Balas, Bebidas e Jogos de Azar

A luz da vela oscilava, atingida por uma corrente quase imperceptível de ar.

A pequena chama esforçava-se por iluminar o tampo de uma mesa e era insuficiente para deixar claro que sobre essa haviam três objetos: uma moeda, um copo redondo cheio até a metade de um liquido avermelhado e um grande revólver.

Sentado à mesa, imóvel, um homem. Fitava hora o revolver, ora a moeda e parecia não se importar com os cabelos desgrenhados e sujos que lhe caiam pelo rosto a bloquear-lhe em parte a visão.

Fosse possível ler-lhe os pensamentos e veria-se que eram tão tranquilos quanto a expressão apática em seu rosto. Nenhum remorso, nenhuma dor, nenhuma saudade. Só um vazio, insondável, insensível, inevitável, insuportável.

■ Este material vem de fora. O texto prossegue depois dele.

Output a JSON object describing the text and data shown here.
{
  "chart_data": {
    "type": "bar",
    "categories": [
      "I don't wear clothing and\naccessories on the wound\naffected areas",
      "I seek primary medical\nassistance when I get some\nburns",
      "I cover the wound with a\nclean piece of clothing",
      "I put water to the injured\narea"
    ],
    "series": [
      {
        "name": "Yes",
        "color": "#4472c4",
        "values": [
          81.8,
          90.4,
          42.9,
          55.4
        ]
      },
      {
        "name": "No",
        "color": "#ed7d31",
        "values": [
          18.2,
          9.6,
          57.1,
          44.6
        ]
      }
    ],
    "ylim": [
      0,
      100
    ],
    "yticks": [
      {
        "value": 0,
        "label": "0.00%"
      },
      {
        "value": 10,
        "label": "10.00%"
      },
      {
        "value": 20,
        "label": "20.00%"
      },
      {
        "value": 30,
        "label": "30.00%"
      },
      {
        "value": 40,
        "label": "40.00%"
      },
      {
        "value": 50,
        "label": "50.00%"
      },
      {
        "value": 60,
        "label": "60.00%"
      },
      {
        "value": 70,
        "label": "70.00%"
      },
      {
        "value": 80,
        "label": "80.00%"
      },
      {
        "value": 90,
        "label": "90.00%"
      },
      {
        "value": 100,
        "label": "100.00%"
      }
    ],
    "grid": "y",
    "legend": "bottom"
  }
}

Com um movimento lento e até desinteressado, o homem apanhou a arma sobre a mesa, mas não conseguiu ergue-la de uma vez. Calculara mal a força. Num segundo impulso mais arrojado, foi bem sucedido em desprendê-la da mesa.
Refletiu que uma arma tão pesada não deveria ser de grande utilidade. No entanto, outro pensamento açoitou-o lembrando-lhe que aquele era o revólver que ele mesmo utilizara por diversas vezes, para os mais diversos fins. E era na verdade, extremamente bem balanceado e leve.

Deixando de lado as lembranças, o homem ajeitou a posição do braço e a pistola mirou-se contra sua própria cabeça.
Sem delongas ou indecisões, puxou o gatilho. O cão bateu-se no fundo do tambor vazio, sem resposta.

O instrumento foi recolocado sobre a mesa, enquanto um suspiro escapava por entre os lábios secos e desanimados.
Os olhos do solitário pousaram-se então sobre a moeda e ele a pegou.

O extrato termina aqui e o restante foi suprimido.